2- 'BEN SENİN İÇİN...' CÜMLESİNİN GİZLİ ÖFKESİ
"Ben senin için işimi bıraktım." "Ben senin için ailemle aramı açtım." "Ben senin için kendimi unuttum." Bu cümlelerin sonunda hep bir hayal kırıklığı vardır. Çünkü aslında fedakarlık adı altında bir "karşılık" beklenmiştir. Oysa gerçek fedakârlık, karşılık beklemeyen, içten gelen bir eylemdir. Ama biz insanlar duygusalız. Yaptığımız her şeyin görünmesini, anlaşılmasını, takdir edilmesini isteriz. Eğer bu olmuyorsa, "ben bu kadar verdim, o ne yaptı" sorgusu başlar.
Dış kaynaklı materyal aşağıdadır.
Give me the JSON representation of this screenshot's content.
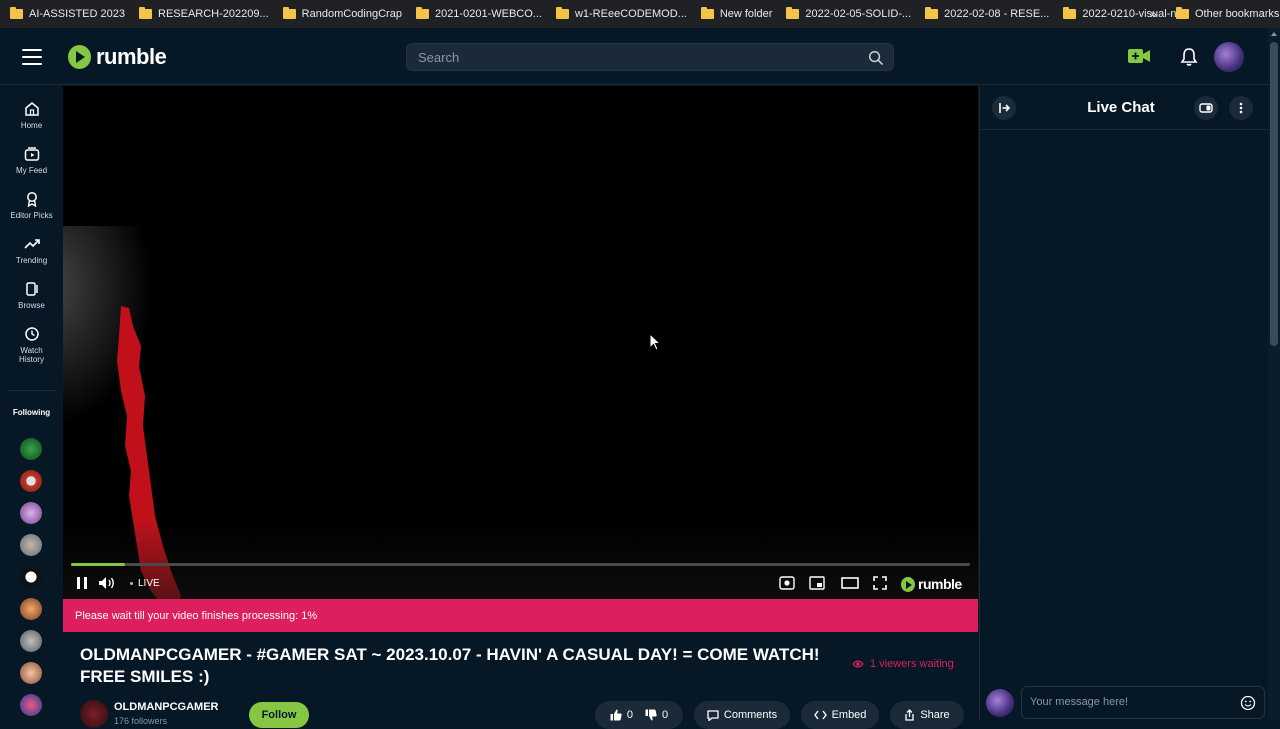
{
  "bookmarks": {
    "items": [
      {
        "label": "AI-ASSISTED 2023",
        "icon": "folder-icon"
      },
      {
        "label": "RESEARCH-202209...",
        "icon": "folder-icon"
      },
      {
        "label": "RandomCodingCrap",
        "icon": "folder-icon"
      },
      {
        "label": "2021-0201-WEBCO...",
        "icon": "folder-icon"
      },
      {
        "label": "w1-REeeCODEMOD...",
        "icon": "folder-icon"
      },
      {
        "label": "New folder",
        "icon": "folder-icon"
      },
      {
        "label": "2022-02-05-SOLID-...",
        "icon": "folder-icon"
      },
      {
        "label": "2022-02-08 - RESE...",
        "icon": "folder-icon"
      },
      {
        "label": "2022-0210-visual-n...",
        "icon": "folder-icon"
      }
    ],
    "more": "»",
    "other": "Other bookmarks"
  },
  "header": {
    "logo_text": "rumble",
    "search_placeholder": "Search"
  },
  "sidebar": {
    "items": [
      {
        "label": "Home",
        "icon": "home-icon"
      },
      {
        "label": "My Feed",
        "icon": "feed-icon"
      },
      {
        "label": "Editor Picks",
        "icon": "ribbon-icon"
      },
      {
        "label": "Trending",
        "icon": "trending-icon"
      },
      {
        "label": "Browse",
        "icon": "browse-icon"
      },
      {
        "label": "Watch",
        "label2": "History",
        "icon": "history-icon"
      }
    ],
    "following_label": "Following"
  },
  "player": {
    "live_label": "LIVE",
    "logo_text": "rumble",
    "progress": 0.06
  },
  "banner": {
    "text": "Please wait till your video finishes processing: 1%"
  },
  "video_info": {
    "title": "OLDMANPCGAMER - #GAMER SAT ~ 2023.10.07 - HAVIN' A CASUAL DAY! = COME WATCH! FREE SMILES :)",
    "viewers": "1 viewers waiting",
    "channel_name": "OLDMANPCGAMER",
    "channel_sub": "176 followers",
    "follow_label": "Follow",
    "likes": "0",
    "dislikes": "0",
    "comments_label": "Comments",
    "embed_label": "Embed",
    "share_label": "Share"
  },
  "chat": {
    "title": "Live Chat",
    "input_placeholder": "Your message here!"
  },
  "colors": {
    "accent": "#85c742",
    "banner": "#de1f5e",
    "background": "#061726"
  }
}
3- 'İYİLİK YAPTIKÇA DEĞERİM ARTAR' YANILGISI
Bazı insanlar ilişkilerde kendini kabul ettirmek için çok fazla verir. Her şeyi yapmaya gönüllüdürler. Yeter ki sevilsinler. Yeter ki terk edilmesinler. Yeter ki yalnız kalmasınlar. Ama burada temel bir yanlışlık vardır: İyilik yaptıkça değil, kendin olduğunda değerli olursun. Eğer biri seni ancak sürekli veren, kendinden vazgeçen hâlinle seviyorsa... O zaman seni değil, sunduğun hizmeti seviyordur. Ve bu, aşkla değil, ihtiyaçla ilgili bir ilişkidir.
4- SINIR NERDE ÇİZİLMELİDİR
İlişkilerde elbette zaman zaman fedakârlık yapılır. Kimse bunu inkar etmiyor. Ama önemli olan şu: Fedakârlık dengeyle yapılıyor mu Yani iki taraf da ihtiyaç duyulduğunda birbirine omuz veriyor mu Yoksa sadece bir kişi sırtlıyor mu her şeyi Eğer ilişkide bir taraf sürekli veriyorsa, bir süre sonra tükenir. Kendi isteklerini, hayallerini, ihtiyaçlarını erteler. Ve bir gün "Ben kimim" diye uyanır. Buna duygusal tükenmişlik diyoruz. Yani kişi o kadar çok vermiştir ki, artık içinde verecek bir şey kalmamıştır.
5- AÇIKCA SÖYLEMEDEN YAPILAN MANİPÜLASYON
Bir de bazı ilişkilerde "fedakârlık" adı altında manipülasyon yapılır. Kişi, "Bak ben senin için neler yaptım" diyerek diğer tarafı suçlu hissettirir. Yani bir nevi duygu sömürüsü. Bu tür ilişkilerde kişi şunu demek ister aslında: "Ben senin için çok şey yaptım, şimdi sıra sende."Ama bu açıkça söylenmez. Pasif bir sitemle ifade edilir. Ve bu da diğer kişide baskı yaratır. Sonuç Ne aşk kalır, ne huzur. Sadece mecburiyetle yapılan davranışlar zinciri başlar.
6- AŞKIN DİLİNİ ÇÖZMEK ÖNEMLİ
Gerçek aşk, iki tarafın da gönüllü olarak verdiği, ama aynı zamanda birbirini büyüttüğü bir şeydir. Sadece bir tarafın "verici" diğerinin "alıcı" olduğu bir yapı sağlıklı değildir. Aşkta, evet bazen fedakârlık olur, ama bu bir yarışa dönüşmemelidir. "Kim daha çok veriyor" değil, "İkimiz de bu ilişkide iyi hissediyor muyuz" sorusu esas olandır.